Run cred-proxy as PID 1 of the agent container, listening on 127.0.0.1:<PORT>, with claude exec'd as node (UID 1000) only after the proxy is bound. The boundary in that shape is the kernel's cross-UID ptrace_may_access check — node cannot read root's /proc/<pid>/environ and cannot ptrace attach.

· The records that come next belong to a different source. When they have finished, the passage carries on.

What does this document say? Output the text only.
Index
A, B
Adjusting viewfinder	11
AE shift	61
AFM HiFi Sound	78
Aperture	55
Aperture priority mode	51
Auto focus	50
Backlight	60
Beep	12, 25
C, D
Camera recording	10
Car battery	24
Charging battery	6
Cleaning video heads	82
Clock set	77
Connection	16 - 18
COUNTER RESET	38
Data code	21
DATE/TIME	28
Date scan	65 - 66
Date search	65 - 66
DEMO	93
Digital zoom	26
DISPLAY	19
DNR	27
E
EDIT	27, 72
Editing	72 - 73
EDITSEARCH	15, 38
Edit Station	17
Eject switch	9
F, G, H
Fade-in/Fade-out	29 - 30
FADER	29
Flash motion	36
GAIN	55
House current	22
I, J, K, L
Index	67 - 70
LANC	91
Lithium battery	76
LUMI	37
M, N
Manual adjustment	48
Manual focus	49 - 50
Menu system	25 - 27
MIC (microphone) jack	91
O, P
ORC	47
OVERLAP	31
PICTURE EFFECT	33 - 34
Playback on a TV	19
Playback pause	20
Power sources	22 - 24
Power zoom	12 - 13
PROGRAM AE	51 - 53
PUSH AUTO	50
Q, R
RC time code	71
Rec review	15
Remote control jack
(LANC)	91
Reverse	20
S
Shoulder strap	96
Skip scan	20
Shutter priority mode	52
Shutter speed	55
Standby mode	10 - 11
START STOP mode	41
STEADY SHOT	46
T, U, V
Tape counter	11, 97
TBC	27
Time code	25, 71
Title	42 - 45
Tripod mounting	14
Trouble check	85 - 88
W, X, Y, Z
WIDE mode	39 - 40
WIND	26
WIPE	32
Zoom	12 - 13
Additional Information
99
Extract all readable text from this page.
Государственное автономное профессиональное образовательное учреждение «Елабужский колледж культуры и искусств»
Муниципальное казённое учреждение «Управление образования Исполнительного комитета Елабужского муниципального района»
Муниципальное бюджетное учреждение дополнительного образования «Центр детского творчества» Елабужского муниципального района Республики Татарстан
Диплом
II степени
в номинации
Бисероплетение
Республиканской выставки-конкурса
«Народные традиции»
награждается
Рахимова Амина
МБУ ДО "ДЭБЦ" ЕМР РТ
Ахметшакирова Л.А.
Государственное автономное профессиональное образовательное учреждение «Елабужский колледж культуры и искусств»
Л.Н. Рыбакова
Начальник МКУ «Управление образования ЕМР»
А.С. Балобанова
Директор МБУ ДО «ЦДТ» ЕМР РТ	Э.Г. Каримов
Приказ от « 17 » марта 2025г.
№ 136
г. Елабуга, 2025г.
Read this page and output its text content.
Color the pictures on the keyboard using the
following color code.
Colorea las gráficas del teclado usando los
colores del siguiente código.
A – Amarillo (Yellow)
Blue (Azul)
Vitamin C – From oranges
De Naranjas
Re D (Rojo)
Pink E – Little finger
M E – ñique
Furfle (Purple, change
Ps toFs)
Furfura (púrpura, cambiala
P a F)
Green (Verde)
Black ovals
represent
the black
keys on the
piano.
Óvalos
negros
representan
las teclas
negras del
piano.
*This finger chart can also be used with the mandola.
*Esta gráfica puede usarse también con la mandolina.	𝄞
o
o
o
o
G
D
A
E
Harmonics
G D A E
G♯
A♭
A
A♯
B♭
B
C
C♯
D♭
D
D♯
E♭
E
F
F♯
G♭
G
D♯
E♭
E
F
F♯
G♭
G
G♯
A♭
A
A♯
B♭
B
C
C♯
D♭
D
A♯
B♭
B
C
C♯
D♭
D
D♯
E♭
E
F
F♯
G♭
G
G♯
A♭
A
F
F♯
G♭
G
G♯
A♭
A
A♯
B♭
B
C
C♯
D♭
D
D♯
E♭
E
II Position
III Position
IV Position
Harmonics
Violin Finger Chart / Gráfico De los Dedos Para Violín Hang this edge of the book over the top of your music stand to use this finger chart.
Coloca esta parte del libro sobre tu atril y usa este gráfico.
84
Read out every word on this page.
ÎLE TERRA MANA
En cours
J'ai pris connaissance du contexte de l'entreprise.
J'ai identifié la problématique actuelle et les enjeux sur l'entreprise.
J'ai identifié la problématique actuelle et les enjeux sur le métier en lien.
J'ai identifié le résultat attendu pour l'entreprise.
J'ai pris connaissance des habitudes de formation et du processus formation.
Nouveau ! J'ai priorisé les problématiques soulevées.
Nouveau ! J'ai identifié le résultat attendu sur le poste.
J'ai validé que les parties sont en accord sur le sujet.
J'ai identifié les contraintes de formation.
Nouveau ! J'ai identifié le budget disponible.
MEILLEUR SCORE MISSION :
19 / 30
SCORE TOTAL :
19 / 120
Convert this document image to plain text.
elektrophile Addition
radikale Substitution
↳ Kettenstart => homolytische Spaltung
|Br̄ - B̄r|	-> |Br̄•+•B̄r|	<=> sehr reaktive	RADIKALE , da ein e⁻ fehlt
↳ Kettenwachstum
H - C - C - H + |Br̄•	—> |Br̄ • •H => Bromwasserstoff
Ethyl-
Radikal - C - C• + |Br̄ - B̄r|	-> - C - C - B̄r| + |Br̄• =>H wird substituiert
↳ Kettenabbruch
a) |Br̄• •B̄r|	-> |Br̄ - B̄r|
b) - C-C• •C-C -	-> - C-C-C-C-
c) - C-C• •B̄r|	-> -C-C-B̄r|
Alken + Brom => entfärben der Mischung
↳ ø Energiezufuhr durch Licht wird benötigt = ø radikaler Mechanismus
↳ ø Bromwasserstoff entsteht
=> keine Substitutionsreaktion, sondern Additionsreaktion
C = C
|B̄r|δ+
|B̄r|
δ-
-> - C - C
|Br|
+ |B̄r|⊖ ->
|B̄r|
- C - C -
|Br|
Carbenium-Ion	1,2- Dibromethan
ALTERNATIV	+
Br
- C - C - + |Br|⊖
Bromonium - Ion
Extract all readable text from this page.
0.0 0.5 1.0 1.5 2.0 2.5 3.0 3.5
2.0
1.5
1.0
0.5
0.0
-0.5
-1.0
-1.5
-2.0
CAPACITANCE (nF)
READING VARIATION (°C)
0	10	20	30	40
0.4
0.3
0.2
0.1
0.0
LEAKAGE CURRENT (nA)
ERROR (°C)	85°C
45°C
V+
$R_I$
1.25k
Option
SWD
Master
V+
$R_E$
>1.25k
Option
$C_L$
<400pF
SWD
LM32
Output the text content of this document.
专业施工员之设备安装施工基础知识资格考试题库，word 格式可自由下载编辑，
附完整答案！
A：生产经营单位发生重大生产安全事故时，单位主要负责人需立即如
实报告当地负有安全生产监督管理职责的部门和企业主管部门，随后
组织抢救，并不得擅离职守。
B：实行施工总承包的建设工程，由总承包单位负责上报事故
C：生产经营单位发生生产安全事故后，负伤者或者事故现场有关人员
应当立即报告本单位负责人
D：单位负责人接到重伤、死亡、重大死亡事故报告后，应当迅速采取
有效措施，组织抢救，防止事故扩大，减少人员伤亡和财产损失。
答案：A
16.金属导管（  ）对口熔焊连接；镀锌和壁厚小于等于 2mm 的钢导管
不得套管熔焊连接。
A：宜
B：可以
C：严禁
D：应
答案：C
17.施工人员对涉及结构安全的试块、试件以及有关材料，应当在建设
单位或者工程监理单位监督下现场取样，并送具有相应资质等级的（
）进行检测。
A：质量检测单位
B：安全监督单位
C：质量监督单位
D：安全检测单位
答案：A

Pros: one less container per bottle; slightly faster bottle startup; no extra docker create/start/stop dance.

Rejected because:

• Weaker isolation. The boundary collapses to UID separation alone. Any container-root compromise inside the agent (setuid bug in the image, accidentally mounted docker socket, a kernel CVE, accidental --privileged) reads the proxy's environ via /proc/<pid>/environ. The sidecar's namespace separation cannot be bypassed from inside the agent container without a container escape.
• Inconsistent with the existing topology. pipelock and git-gate are already sidecars on the bottle's internal network. cred-proxy slots into the same shape and reuses the same lifecycle abstractions (BottleBackend.prepare/start/stop, ExitStack ordering, plan rendering).
• Coupled to the agent image. The proxy binary, its entrypoint, and its priv-drop logic would all live in the agent's Dockerfile. A sidecar image evolves independently — agents can change base, language, or tooling without touching the proxy.
• PID-1 babysitting. The "proxy supervises, then exec setpriv → node" entrypoint introduces a class of issues (zombie reaping, signal forwarding, exit-code propagation) that the sidecar shape avoids.

Open questions

• Field name. Resolved during iteration: routes live at bottle.cred_proxy.routes (the nested object reserves room for per-bottle proxy settings later). Each route is independent; no Kind enum on the route. A role field drives the optional agent-side rewrites — see "Agent-side rewrites" in Scope.
• Python vs Go for the proxy. Default: Python, revisit during implementation if SSE pass-through is unreliable.
• Sidecar image base. Distroless (smallest, no shell — hardest to debug), Python slim (debuggable, larger), or scratch + a statically-linked Go binary (smallest if Go). Default: whatever fits the chosen language with the smallest non-shell base; revisit if debuggability bites during implementation.
• Belt-and-braces on outbound telemetry. Set CLAUDE_CODE_DISABLE_NONESSENTIAL_TRAFFIC=1 and DISABLE_ERROR_REPORTING=1 in the agent's environ by default? Default: yes — they don't route through ANTHROPIC_BASE_URL, so the proxy doesn't catch them; the flags are the only off switch.
• git push over a rewritten URL vs. credential-helper shim. [url "http://…"] insteadOf = "https://github.com/" captures push/fetch/clone/pull/ls-remote in one config knob; a credential helper would need separate wiring. Default: insteadOf.
• Token-refresh story for the Anthropic OAuth token. The token is ~1-year and there's no client-side refresh, so the proxy holds a static value. The 1-year blast radius is the cost, documented in claude-code-token-revocation.md. No design change here; flagged for awareness.
• anthropics/claude-code#36998. Older claude-code versions bypassed ANTHROPIC_BASE_URL for some startup calls (auth validation, org lookup). Marked closed upstream; the implementation PR verifies with strace -e connect against the pinned claude-code build before trusting the isolation.

References

• docs/research/agent-credential-proxy-landscape.md — landscape research; this PRD is the build path that note recommends.
• docs/research/secret-minimization-over-dlp.md — architectural framing: why moving the credential matters more than scanning egress.
• PRD 0006: pipelock TLS interception — the api.anthropic.com TLS-MITM responsibility cred-proxy takes over.
• PRD 0008: Git gate — the credential-broker pattern this PRD reuses (gate holds creds, agent gets a rewritten URL, gate makes the upstream connection).
• anthropics/claude-code#36998 — historic ANTHROPIC_BASE_URL bypass.
• go-gitea/gitea#16734 — why Gitea uses Authorization: token, not Bearer.
• golang/go#28866 — the HTTPS_PROXY loopback bug; not hit here because we're a reverse proxy, not a forward proxy.